- Origin: St. John's, Newfoundland and Labrador, Canada
- Genres: Indie pop
- Years active: 2007–present
- Members: Luke Major Duncan Major Jon Hynes Mat "Chewy" Lacombe Jamie March
- Past members: Chris Johansen
- Website: mercythesexton.com

= Mercy, the Sexton =

Mercy, the Sexton is a Canadian indie pop band from St. John's, Newfoundland. The band is now a five-piece, including the Major brothers, Hynes, Mat Lacombe, and Jamie March. They are known for the vocal harmonies.

==History==
Mercy, the Sexton was founded by brothers Luke and Duncan Major in March 2007. The other band members initially were Chris Johansen and Jon Hynes.

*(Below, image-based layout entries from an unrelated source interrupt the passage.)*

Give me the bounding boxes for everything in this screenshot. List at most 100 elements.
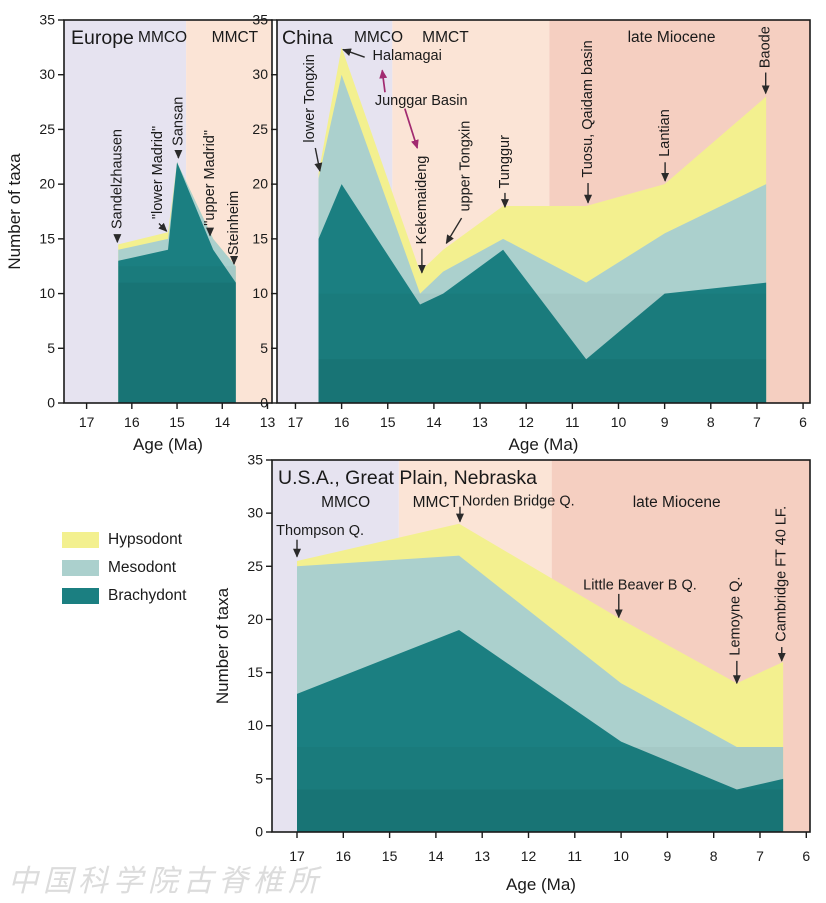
- watermark: 中国科学院古脊椎所: [8, 864, 323, 899]
- y-tick-label: 30: [39, 66, 55, 82]
- y-tick-label: 25: [252, 121, 268, 137]
- panel-border: [271, 459, 811, 833]
- y-tick-label: 15: [39, 230, 55, 246]
- site-label-steinheim: Steinheim: [226, 191, 242, 255]
- x-tick-label: 17: [288, 414, 304, 430]
- site-label-lower-madrid: "lower Madrid": [150, 126, 166, 219]
- x-axis-title: Age (Ma): [506, 875, 576, 894]
- x-tick-label: 16: [334, 414, 350, 430]
- y-tick-label: 10: [39, 285, 55, 301]
- x-tick-label: 17: [79, 414, 95, 430]
- y-tick-label: 0: [255, 824, 263, 840]
- panel-europe: 17 16 15 14 13 0 5 10 15 20 25 30 35 Age (Ma) Number o…: [5, 12, 275, 455]
- panel-u-s-a-great-plain-nebraska: 17 16 15 14 13 12 11 10 9 8 7 6 0 5 10 15 20 25 30 35 Age (M…: [213, 452, 811, 894]
- y-tick-label: 35: [252, 12, 268, 28]
- overlap-shading: [318, 359, 767, 403]
- x-tick-label: 8: [710, 848, 718, 864]
- x-tick-label: 14: [428, 848, 444, 864]
- x-tick-label: 13: [260, 414, 276, 430]
- panel-border: [276, 19, 811, 404]
- x-tick-label: 14: [214, 414, 230, 430]
- y-tick-label: 10: [252, 285, 268, 301]
- y-tick-label: 5: [255, 770, 263, 786]
- x-tick-label: 11: [568, 848, 583, 864]
- panel-china: 17 16 15 14 13 12 11 10 9 8 7 6 0 5 10 15 20 25 30 35 Age (M…: [252, 12, 811, 454]
- x-tick-label: 8: [707, 414, 715, 430]
- area-brachydont: [297, 630, 784, 832]
- x-tick-label: 6: [799, 414, 807, 430]
- x-tick-label: 11: [565, 414, 580, 430]
- arrow-lower-madrid: [158, 222, 168, 232]
- x-tick-label: 10: [611, 414, 627, 430]
- site-label-sansan: Sansan: [170, 97, 186, 146]
- site-label-tuosu-qaidam-basin: Tuosu, Qaidam basin: [580, 40, 596, 177]
- y-tick-label: 25: [39, 121, 55, 137]
- legend-label: Mesodont: [108, 558, 177, 576]
- x-tick-label: 12: [518, 414, 534, 430]
- site-label-kekemaideng: Kekemaideng: [414, 156, 430, 245]
- site-label-lantian: Lantian: [657, 109, 673, 157]
- site-label-upper-tongxin: upper Tongxin: [457, 121, 473, 212]
- overlap-shading: [118, 282, 236, 403]
- panel-border: [63, 19, 273, 404]
- arrow-junggar-basin: [379, 69, 388, 93]
- arrow-halamagai: [342, 48, 365, 58]
- y-tick-label: 10: [247, 717, 263, 733]
- mesodont-swatch: [62, 559, 99, 576]
- x-tick-label: 12: [521, 848, 537, 864]
- y-tick-label: 20: [247, 611, 263, 627]
- x-tick-label: 7: [753, 414, 761, 430]
- x-axis-title: Age (Ma): [509, 435, 579, 454]
- area-brachydont: [318, 184, 767, 403]
- site-label-baode: Baode: [758, 26, 774, 68]
- y-axis-title: Number of taxa: [213, 587, 232, 704]
- overlap-shading: [297, 789, 784, 832]
- legend-item-hypsodont: Hypsodont: [62, 531, 186, 548]
- x-tick-label: 14: [426, 414, 442, 430]
- epoch-label-mmco: MMCO: [138, 29, 187, 46]
- x-tick-label: 6: [802, 848, 810, 864]
- x-tick-label: 9: [663, 848, 671, 864]
- site-label-junggar-basin: Junggar Basin: [375, 93, 468, 109]
- site-label-thompson-q: Thompson Q.: [276, 523, 364, 539]
- x-axis-title: Age (Ma): [133, 435, 203, 454]
- y-tick-label: 35: [39, 12, 55, 28]
- area-brachydont: [118, 162, 236, 403]
- site-label-halamagai: Halamagai: [373, 48, 442, 64]
- y-tick-label: 0: [260, 395, 268, 411]
- site-label-cambridge-ft-40-lf: Cambridge FT 40 LF.: [774, 506, 790, 642]
- site-label-norden-bridge-q: Norden Bridge Q.: [462, 493, 575, 509]
- x-tick-label: 10: [613, 848, 629, 864]
- x-tick-label: 16: [336, 848, 352, 864]
- hypsodont-swatch: [62, 531, 99, 548]
- site-label-upper-madrid: "upper Madrid": [202, 130, 218, 226]
- arrow-upper-tongxin: [445, 217, 463, 245]
- panel-title: U.S.A., Great Plain, Nebraska: [278, 467, 537, 489]
- legend-label: Brachydont: [108, 586, 187, 604]
- brachydont-swatch: [62, 587, 99, 604]
- legend: Hypsodont Mesodont Brachydont: [62, 531, 186, 615]
- site-label-sandelzhausen: Sandelzhausen: [109, 129, 125, 229]
- y-tick-label: 5: [260, 340, 268, 356]
- y-tick-label: 15: [252, 230, 268, 246]
- y-tick-label: 30: [247, 505, 263, 521]
- y-tick-label: 5: [47, 340, 55, 356]
- legend-item-mesodont: Mesodont: [62, 559, 186, 576]
- epoch-label-mmct: MMCT: [212, 29, 259, 46]
- epoch-label-late-miocene: late Miocene: [633, 494, 721, 511]
- y-axis-title: Number of taxa: [5, 153, 24, 270]
- epoch-label-mmct: MMCT: [413, 494, 460, 511]
- panel-title: China: [282, 27, 333, 49]
- y-tick-label: 35: [247, 452, 263, 468]
- epoch-label-mmco: MMCO: [354, 29, 403, 46]
- x-tick-label: 9: [661, 414, 669, 430]
- panel-title: Europe: [71, 27, 134, 49]
- x-tick-label: 15: [169, 414, 185, 430]
- legend-label: Hypsodont: [108, 530, 183, 548]
- arrow-lower-tongxin: [314, 147, 323, 172]
- epoch-label-mmct: MMCT: [422, 29, 469, 46]
- site-label-lemoyne-q: Lemoyne Q.: [727, 577, 743, 656]
- x-tick-label: 13: [474, 848, 490, 864]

In 2008, the band was filmed in Halifax by Joey Adrian as part of the 10 x 10 film project. Their debut album, Another Month, produced by Jody Richardson, was released in April that year. In December 2008, Another Month won the inaugural Atlantis Music Prize, a juried award based on the concept of the Polaris Music Prize, but given for album of the year in Newfoundland and Labrador. Other acts on the shortlist included Hey Rosetta! and Duane Andrews.

The band has toured Eastern Canada as opening act for bands such as Two Hours Traffic and Mardeen. They played at Pop Montreal in 2008, and Canadian Music Week in Toronto in 2009.

Their single "Yr Best" has been played in rotation on CBC Radio 3. Both Luke and Duncan Major were previously in the band The Nordic Beat.